Thursday, March 4, 2010

A Look Into Learning Clubs

This post was contributed by Kevin Broydrick, AmeriCorps Museum Outreach Educator serving at the Kent County YMCA.

One of the most rewarding things about leading Learning Clubs in the schools of West Warwick is watching what a transformative experience our activities can be for the kids. Some of our club members come into the Museum Club setting with certain expectations, but for many of them the experience is an entirely new one and it takes some adjusting. In the best cases these experiences enrich the child not just in the club setting but in the larger school environment. There’s no better example of this than Andrew, a 7-year-old child in one of our clubs with a high functioning form of autism.

When Andrew first started out in our clubs the experience was a very challenging one both for him and for us as educators. For the first few weeks Andrew had a lot of difficulty grasping some of the core concepts of club, things like transitions between activities, taking guidance, and, most notably, being willing to work in collaboration with other students toward a common goal. As soon as we introduced the materials and activity for a given day’s club, Andrew was already formulating what he wanted to make and how he wanted to do it. He wasn’t interested in sharing his ideas with the other kids or building something together, and he certainly didn’t want to feel like anyone else’s ideas could trump his own.
It was a very slow process, but as the weeks went by Andrew began to feel more comfortable both with the club format and the other kids he was sharing the experience with. By the time our first 10-week session of Learning Clubs had ended Andrew had shown huge improvements all around and he was eager to return for our next session.

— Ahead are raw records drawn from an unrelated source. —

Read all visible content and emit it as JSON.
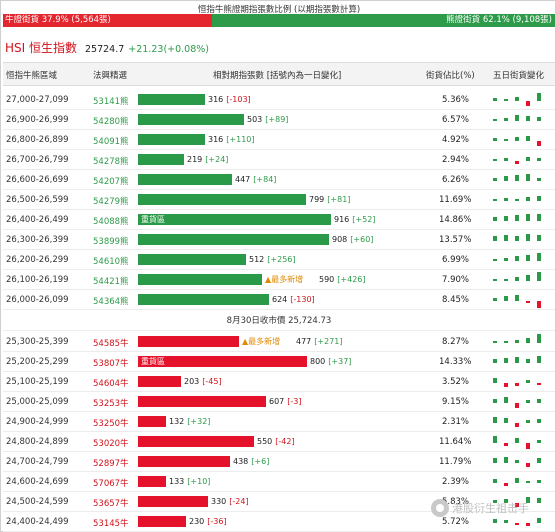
{
  "header": {
    "title": "恒指牛熊證期指張數比例 (以期指張數計算)",
    "bull_label": "牛證街貨 37.9% (5,564張)",
    "bear_label": "熊證街貨 62.1% (9,108張)",
    "bull_ratio": 0.379
  },
  "index": {
    "name": "HSI 恒生指數",
    "value": "25724.7",
    "change": "+21.23(+0.08%)"
  },
  "columns": {
    "range": "恒指牛熊區域",
    "code": "法興精選",
    "bar": "相對期指張數 [括號內為一日變化]",
    "pct": "街貨佔比(%)",
    "trend": "五日街貨變化"
  },
  "close_label": "8月30日收市價 25,724.73",
  "heavy_label": "重貨區",
  "new_tag": "▲最多新增",
  "rows": [
    {
      "range": "27,000-27,099",
      "code": "53141熊",
      "type": "bear",
      "value": "316",
      "chg": "[-103]",
      "pct": "5.36%",
      "n": 316
    },
    {
      "range": "26,900-26,999",
      "code": "54280熊",
      "type": "bear",
      "value": "503",
      "chg": "[+89]",
      "pct": "6.57%",
      "n": 503
    },
    {
      "range": "26,800-26,899",
      "code": "54091熊",
      "type": "bear",
      "value": "316",
      "chg": "[+110]",
      "pct": "4.92%",
      "n": 316
    },
    {
      "range": "26,700-26,799",
      "code": "54278熊",
      "type": "bear",
      "value": "219",
      "chg": "[+24]",
      "pct": "2.94%",
      "n": 219
    },
    {
      "range": "26,600-26,699",
      "code": "54207熊",
      "type": "bear",
      "value": "447",
      "chg": "[+84]",
      "pct": "6.26%",
      "n": 447
    },
    {
      "range": "26,500-26,599",
      "code": "54279熊",
      "type": "bear",
      "value": "799",
      "chg": "[+81]",
      "pct": "11.69%",
      "n": 799
    },
    {
      "range": "26,400-26,499",
      "code": "54088熊",
      "type": "bear",
      "value": "916",
      "chg": "[+52]",
      "pct": "14.86%",
      "n": 916,
      "heavy": true
    },
    {
      "range": "26,300-26,399",
      "code": "53899熊",
      "type": "bear",
      "value": "908",
      "chg": "[+60]",
      "pct": "13.57%",
      "n": 908
    },
    {
      "range": "26,200-26,299",
      "code": "54610熊",
      "type": "bear",
      "value": "512",
      "chg": "[+256]",
      "pct": "6.99%",
      "n": 512
    },
    {
      "range": "26,100-26,199",
      "code": "54421熊",
      "type": "bear",
      "value": "590",
      "chg": "[+426]",
      "pct": "7.90%",
      "n": 590,
      "newest": true
    },
    {
      "range": "26,000-26,099",
      "code": "54364熊",
      "type": "bear",
      "value": "624",
      "chg": "[-130]",
      "pct": "8.45%",
      "n": 624
    },
    {
      "range": "25,300-25,399",
      "code": "54585牛",
      "type": "bull",
      "value": "477",
      "chg": "[+271]",
      "pct": "8.27%",
      "n": 477,
      "newest": true
    },
    {
      "range": "25,200-25,299",
      "code": "53807牛",
      "type": "bull",
      "value": "800",
      "chg": "[+37]",
      "pct": "14.33%",
      "n": 800,
      "heavy": true
    },
    {
      "range": "25,100-25,199",
      "code": "54604牛",
      "type": "bull",
      "value": "203",
      "chg": "[-45]",
      "pct": "3.52%",
      "n": 203
    },
    {
      "range": "25,000-25,099",
      "code": "53253牛",
      "type": "bull",
      "value": "607",
      "chg": "[-3]",
      "pct": "9.15%",
      "n": 607
    },
    {
      "range": "24,900-24,999",
      "code": "53250牛",
      "type": "bull",
      "value": "132",
      "chg": "[+32]",
      "pct": "2.31%",
      "n": 132
    },
    {
      "range": "24,800-24,899",
      "code": "53020牛",
      "type": "bull",
      "value": "550",
      "chg": "[-42]",
      "pct": "11.64%",
      "n": 550
    },
    {
      "range": "24,700-24,799",
      "code": "52897牛",
      "type": "bull",
      "value": "438",
      "chg": "[+6]",
      "pct": "11.79%",
      "n": 438
    },
    {
      "range": "24,600-24,699",
      "code": "57067牛",
      "type": "bull",
      "value": "133",
      "chg": "[+10]",
      "pct": "2.39%",
      "n": 133
    },
    {
      "range": "24,500-24,599",
      "code": "53657牛",
      "type": "bull",
      "value": "330",
      "chg": "[-24]",
      "pct": "5.83%",
      "n": 330
    },
    {
      "range": "24,400-24,499",
      "code": "53145牛",
      "type": "bull",
      "value": "230",
      "chg": "[-36]",
      "pct": "5.72%",
      "n": 230
    }
  ],
  "watermark": "港股衍生祖击手",
  "colors": {
    "bull": "#e4122a",
    "bear": "#2b9a48",
    "index_name": "#d0121b",
    "tag": "#e08a00"
  }
}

From the very outset of second session it was like Andrew was a totally different club participant. He was much more responsive to direction and attentive when we were reading a book or explaining the day’s activities. The best moment came during the second week of our second session when Andrew offered to help another child with the construction of his “beak” for a game we were playing called “Eat Like a Bird.” That action was something that, at the start of first session, would have never happened. Seeing his improvement has been one of the most rewarding things I’ve experienced in this job. Andrew has an aide accompany him to clubs and those aides have also told us what a positive experience learning club has been for Andrew; he has been more attentive in his classes and has been getting along with his fellow students better than ever before.
Education is a career in which it’s often hard to see the direct fruits of one’s labor, which makes it that much more gratifying when an experience happens like the one we’ve had with Andrew. In the setting of Museum Club he’s had fun and grown as a student and a person, and knowing that we’ve played a part in that makes all the challenges worth it.